Upon the return of controversial San Francisco 49’ers quarterback Colin Kaepernick to the starting lineup, Buffalo Bills running back LeSean McCoy announced his plan to bring between 15 and 20 local police officers to the game between the two teams today near Buffalo, New York – in a clear message of support and appreciation for law enforcement.
Sitting on the bench for the first several games of the NFL season, Kaepernick was recently named the team’s starting quarterback for the first time this year. The young quarterback with one of the league’s highest salaries – at around $16 million per year – made headlines and spurred an uproar across America beginning during this summer’s preseason, when he started taking a knee during the National Anthem instead of standing in order to protest and draw attention to what he considers racial injustice at the hands of police officers against minorities in the United States.
Not a political statement … just a token of appreciation
Even though McCoy’s gesture sends an opposing message to Kaepernick’s anti-American and anti-cop rant earlier in the season, the African American running back insists that his invitation to more than a dozen police officers is not a direct affront to the racially divisive quarterback from the City by the Bay.
“McCoy said the gesture wasn’t a direct response to Kaepernick’s kneeling protests,” Fox News reports. “He added that he has no problem with his protest. McCoy said that it has yet to be determined whether the officers will come for Sunday’s game or the Oct. 30 game against the New England Patriots.”
The Bills’ running back expressed that he is not looking to add to the controversy – only to extend a sincere gesture of gratitude to the men and women in America who have vowed to protect and serve their fellow citizens while wearing the badge. He indicated that he feels bad for the thousands of police officers who have been wrongly stereotyped as racist as a result of the recent racial confrontations between cops and black men – not to mention the National Anthem controversy spurred by Kaepernick that has overshadowed much of the competition taking place on the gridiron so far this season.

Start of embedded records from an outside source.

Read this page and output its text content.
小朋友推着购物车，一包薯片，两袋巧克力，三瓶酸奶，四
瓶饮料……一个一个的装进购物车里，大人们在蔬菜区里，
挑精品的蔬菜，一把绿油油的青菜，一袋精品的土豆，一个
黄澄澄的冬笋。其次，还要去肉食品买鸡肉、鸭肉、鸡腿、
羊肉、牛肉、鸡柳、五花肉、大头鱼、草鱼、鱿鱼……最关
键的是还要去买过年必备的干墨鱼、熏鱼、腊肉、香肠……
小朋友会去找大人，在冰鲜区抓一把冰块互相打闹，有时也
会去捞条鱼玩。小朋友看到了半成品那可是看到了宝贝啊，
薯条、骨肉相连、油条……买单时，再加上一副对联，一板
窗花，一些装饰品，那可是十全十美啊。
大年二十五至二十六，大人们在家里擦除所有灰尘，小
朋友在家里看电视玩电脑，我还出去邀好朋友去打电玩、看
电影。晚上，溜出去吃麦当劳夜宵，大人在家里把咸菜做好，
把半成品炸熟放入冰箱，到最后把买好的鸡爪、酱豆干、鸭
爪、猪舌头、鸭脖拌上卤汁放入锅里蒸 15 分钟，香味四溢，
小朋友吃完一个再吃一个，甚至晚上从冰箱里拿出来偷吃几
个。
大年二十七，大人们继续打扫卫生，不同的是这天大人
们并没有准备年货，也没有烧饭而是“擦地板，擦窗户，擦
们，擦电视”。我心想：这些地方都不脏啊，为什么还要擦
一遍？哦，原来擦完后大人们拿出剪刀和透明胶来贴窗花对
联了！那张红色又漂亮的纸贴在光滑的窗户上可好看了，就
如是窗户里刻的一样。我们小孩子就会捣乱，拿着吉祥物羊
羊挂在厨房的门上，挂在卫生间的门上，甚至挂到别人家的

“Just an appreciation type of thing,” McCoy explained. “Cause they’re taking so much heat right now.”
The professional athlete stressed that it is important for Americans to remember that putting every police officer into a racist category is simply not right.
“There’s things that are happening that’s definitely wrong, but I just feel like there’s bad people … there’s bad cops and there’s good cops,” McCoy continued.
McCoy’s charitable foundation was responsible for setting up the plan to bring the police officers to his home field to enjoy the Bills vs. 49’ers game at Ralph Wilson Stadium in Orchard Park, New York – a gesture he said was not motivated by adding more fire to the ongoing Kaepernick controversy that has spurred the scorn of many patriotic, flag-loving and police-supporting Americans.
“I reached out to them,” McCoy stressed. “Like I said, it has nothing to do with Kap or the situation.”
Lifting up, not tearing down
McCoy, who was involved in a brawl with two off-duty police officers outside a nightclub in Philadelphia, Pennsylvania, several months ago has no intention of letting his negative experience with cops or the bad portrayal of law enforcement officers seen on television characterize his overall picture of police in his mind.
On the other hand, the Bill’s rushing specialist made it a point to say he has nothing against Kaepernick exercising his right to free speech.
“I think that he might be doing the right thing because everybody’s [got an] opinion … there’s never a wrong opinion,” McCoy reasoned. “I think he’s right for what he’s saying. We need to do something about what’s going on because it is wrong.”
However, the key player in the Bill’s offense implied that pigeon-holing all police officers as perpetrators of social injustice, racial profiling and antagonistic killers of black men is just plain wrong, so he found a way to let Americans know that there are plenty of honorable and commendable cops out there.
“Then again, there’s good people and there’s bad people,” McCoy concluded. “There’s good cops and bad cops. So I’m just trying to show appreciation.”